Coca-Cola Korea Bottle Company said: "These Korean companies are very agile. They quickly launched new products (reflecting changes in consumer tastes), but we launched new products late because we tried to maintain the original product portfolio. " However, the group said that its operating profit increased again this year after the introduction of new products such as green tea.

In addition, because it is difficult to compete with the local fast food chain Lotteria, McDonald's also reduced its business in South Korea. The latter's network scale in South Korea far exceeds McDonald's.

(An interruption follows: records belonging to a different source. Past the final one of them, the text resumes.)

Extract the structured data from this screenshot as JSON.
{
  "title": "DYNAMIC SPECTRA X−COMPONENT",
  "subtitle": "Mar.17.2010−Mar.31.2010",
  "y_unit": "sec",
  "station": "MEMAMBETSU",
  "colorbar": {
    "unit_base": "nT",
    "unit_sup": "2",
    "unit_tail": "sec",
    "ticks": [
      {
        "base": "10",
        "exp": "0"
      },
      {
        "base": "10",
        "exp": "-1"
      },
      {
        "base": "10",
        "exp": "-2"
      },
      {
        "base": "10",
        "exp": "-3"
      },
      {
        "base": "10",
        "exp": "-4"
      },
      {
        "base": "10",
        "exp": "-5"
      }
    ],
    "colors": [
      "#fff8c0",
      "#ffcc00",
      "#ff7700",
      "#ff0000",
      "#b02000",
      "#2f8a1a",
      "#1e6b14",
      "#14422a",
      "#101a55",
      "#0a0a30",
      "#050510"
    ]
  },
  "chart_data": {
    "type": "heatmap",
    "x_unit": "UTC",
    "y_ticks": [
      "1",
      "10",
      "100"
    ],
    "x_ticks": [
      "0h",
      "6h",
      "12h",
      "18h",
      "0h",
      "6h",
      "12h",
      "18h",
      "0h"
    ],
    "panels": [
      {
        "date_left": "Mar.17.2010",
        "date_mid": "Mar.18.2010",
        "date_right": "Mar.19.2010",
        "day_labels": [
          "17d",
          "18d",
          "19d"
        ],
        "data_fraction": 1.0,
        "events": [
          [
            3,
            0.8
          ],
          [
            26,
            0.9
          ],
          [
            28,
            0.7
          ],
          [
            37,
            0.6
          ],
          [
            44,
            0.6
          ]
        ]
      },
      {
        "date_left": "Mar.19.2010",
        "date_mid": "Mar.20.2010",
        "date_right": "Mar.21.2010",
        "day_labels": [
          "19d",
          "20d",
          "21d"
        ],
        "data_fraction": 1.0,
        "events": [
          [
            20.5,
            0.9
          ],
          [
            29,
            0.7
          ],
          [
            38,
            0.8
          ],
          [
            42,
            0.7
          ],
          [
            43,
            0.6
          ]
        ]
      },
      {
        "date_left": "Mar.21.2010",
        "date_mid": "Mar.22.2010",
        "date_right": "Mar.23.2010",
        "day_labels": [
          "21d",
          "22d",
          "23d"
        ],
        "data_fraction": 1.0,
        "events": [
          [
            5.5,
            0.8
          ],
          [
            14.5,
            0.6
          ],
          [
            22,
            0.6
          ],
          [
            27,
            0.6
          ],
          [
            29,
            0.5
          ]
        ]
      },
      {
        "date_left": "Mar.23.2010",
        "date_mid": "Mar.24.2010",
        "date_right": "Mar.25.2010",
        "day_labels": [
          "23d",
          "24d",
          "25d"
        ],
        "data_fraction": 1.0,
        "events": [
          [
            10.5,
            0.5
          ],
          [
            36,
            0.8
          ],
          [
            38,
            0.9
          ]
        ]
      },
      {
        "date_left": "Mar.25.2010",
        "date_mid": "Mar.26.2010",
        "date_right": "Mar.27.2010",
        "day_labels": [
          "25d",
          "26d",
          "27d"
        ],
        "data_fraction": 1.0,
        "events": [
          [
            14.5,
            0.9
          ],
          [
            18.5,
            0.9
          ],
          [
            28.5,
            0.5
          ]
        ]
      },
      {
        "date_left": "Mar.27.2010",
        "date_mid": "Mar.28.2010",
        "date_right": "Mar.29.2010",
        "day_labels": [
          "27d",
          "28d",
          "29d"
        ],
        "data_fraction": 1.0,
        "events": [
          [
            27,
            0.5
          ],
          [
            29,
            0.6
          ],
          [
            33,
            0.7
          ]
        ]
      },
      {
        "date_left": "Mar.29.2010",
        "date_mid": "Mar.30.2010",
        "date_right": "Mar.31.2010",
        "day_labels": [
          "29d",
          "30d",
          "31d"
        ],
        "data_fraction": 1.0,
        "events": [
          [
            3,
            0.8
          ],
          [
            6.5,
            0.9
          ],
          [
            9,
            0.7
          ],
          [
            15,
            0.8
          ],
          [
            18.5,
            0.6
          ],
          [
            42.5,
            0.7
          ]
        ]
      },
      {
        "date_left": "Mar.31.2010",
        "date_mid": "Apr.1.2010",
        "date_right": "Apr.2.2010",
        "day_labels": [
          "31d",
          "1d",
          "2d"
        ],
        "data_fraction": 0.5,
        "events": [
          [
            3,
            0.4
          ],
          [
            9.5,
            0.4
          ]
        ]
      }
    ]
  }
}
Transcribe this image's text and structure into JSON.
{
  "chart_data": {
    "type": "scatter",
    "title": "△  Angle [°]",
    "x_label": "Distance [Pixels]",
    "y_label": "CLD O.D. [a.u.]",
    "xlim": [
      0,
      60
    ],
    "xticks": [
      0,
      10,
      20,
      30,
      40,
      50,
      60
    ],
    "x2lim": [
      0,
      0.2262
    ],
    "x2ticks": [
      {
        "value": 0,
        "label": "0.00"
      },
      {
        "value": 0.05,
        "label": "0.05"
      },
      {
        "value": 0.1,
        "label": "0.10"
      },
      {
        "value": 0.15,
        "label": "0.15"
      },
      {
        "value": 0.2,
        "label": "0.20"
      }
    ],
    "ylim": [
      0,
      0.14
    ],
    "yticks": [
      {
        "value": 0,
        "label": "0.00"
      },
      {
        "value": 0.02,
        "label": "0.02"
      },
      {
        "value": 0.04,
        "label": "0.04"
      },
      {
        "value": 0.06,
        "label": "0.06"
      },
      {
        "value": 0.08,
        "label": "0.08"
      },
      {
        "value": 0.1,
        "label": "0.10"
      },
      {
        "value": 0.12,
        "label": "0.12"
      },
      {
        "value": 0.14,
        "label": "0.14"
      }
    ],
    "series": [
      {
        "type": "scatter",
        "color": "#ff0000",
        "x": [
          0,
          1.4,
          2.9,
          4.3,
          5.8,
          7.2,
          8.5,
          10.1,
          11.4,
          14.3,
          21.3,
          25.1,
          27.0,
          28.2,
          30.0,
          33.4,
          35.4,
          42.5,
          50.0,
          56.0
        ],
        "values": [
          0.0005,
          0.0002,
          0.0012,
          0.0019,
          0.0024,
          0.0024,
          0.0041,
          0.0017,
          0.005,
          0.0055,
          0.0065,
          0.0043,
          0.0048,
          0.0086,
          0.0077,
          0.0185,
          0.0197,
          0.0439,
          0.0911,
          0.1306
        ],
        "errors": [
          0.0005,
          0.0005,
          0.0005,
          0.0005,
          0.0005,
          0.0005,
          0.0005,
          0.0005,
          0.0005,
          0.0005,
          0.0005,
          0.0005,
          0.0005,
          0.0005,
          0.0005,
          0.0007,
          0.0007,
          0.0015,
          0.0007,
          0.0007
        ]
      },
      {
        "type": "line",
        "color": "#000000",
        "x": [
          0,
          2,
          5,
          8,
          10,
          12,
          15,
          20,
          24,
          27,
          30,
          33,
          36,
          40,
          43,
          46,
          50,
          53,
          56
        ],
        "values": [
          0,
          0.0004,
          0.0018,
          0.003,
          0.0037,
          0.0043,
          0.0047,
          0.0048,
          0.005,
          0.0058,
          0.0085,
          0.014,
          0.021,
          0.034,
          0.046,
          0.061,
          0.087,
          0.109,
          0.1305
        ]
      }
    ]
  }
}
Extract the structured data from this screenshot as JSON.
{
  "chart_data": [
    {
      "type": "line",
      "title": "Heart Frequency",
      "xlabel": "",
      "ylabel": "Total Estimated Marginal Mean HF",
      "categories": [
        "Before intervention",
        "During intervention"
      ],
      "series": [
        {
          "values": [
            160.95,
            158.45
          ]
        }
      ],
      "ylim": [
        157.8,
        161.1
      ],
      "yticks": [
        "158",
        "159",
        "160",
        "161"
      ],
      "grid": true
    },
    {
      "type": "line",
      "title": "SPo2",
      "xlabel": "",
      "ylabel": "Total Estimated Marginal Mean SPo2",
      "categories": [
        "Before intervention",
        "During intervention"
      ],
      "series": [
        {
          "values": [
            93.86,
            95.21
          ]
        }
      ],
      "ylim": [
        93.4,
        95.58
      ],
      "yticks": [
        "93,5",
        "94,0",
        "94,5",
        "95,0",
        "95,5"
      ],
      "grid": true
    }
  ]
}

McDonald's said: "The Korean market is highly competitive and the catering industry is quite developed. We are constantly striving to transform our chain stores, because Korean consumers are obviously more willing to enjoy the atmosphere, not just food. "

In addition, global Internet search engines such as Google have also been left out by Koreans. Koreans like to search for information on local portals, such as Naver and Daum Communications in NHN. According to KoreanClick, a Korean network consulting company, Google's share in the Korean search market is only 1.5%, while Naver controls 70% of the search business, and Daum's market share is 12%.

Analysts said that Google failed to understand the needs of Korean Internet users. Domestic competitors such as Naver and Daum have rich Korean databases because they encourage users to post questions for others to answer.

Wayne, an analyst at Woori Investment Securities, said. Wayne Lee said: "The content created by such users is very powerful and hard to see in the US market. Google's search engine is good, but the ability of its Korean website is still limited. "

Nokia, the world's largest mobile phone manufacturer, closed its marketing business in South Korea because Korean companies such as Samsung Electronics and LG Electronics have strong market positions.

British prudent investment company. Woo Young-moo, head of securities research, said: "Meeting global standards is not enough. The Korean economy is quite developed, and consumers here are very picky. " (Translator/Chen Jiayi Liu Zhifeng, Financial Times Seoul Report)

Focus on design and brand.

Korean companies have successfully shaped the image of science and technology leaders. In fact, the key to success lies in successful marketing. Successful marketing means healthy marginal management, which is helpful to enterprise financing and R&D, which in turn will further support marketing.

Pay attention to users' needs and launch new products quickly.

Coca-Cola Korea said: "These Korean companies are very agile and launch new products quickly (reflecting the changes in consumers' tastes), but we launch new products late because we try to maintain the original product portfolio."

Typical case: the success of Samsung Electronics

In the past seven years, Samsung Electronics has staged the myth of digital business speed. It is no exaggeration to describe Samsung Electronics with adjectives such as flying into the sky and being as fast as lightning. Samsung Electronics, with its extraordinary running speed, constantly impacts people's psychological limits.

First of all, we should strengthen our own internal technical learning at the same time of joint venture, and regard joint venture only as a means of our own technical learning.

Second, vigorously introduce external talents and absorb external knowledge.

Third, the government gives a lot of subsidies and industrial protection.

It is difficult for China enterprises to copy the Korean model.

First of all, localization is only for products, not for developing technical capabilities.

The second mistake is only joint venture production without learning technology. Conclusion: Korean experience is worth learning from China.

South Korea's strategy of "small country and big enterprise" is quite successful, while China is the development model of "big country and small enterprise". China is a big country, but the enterprises in the global market are relatively small. This complementary feature of the two countries has enabled South Korea to maintain a living standard 10 times that of China. From many angles, South Korea's experience is worth learning from China.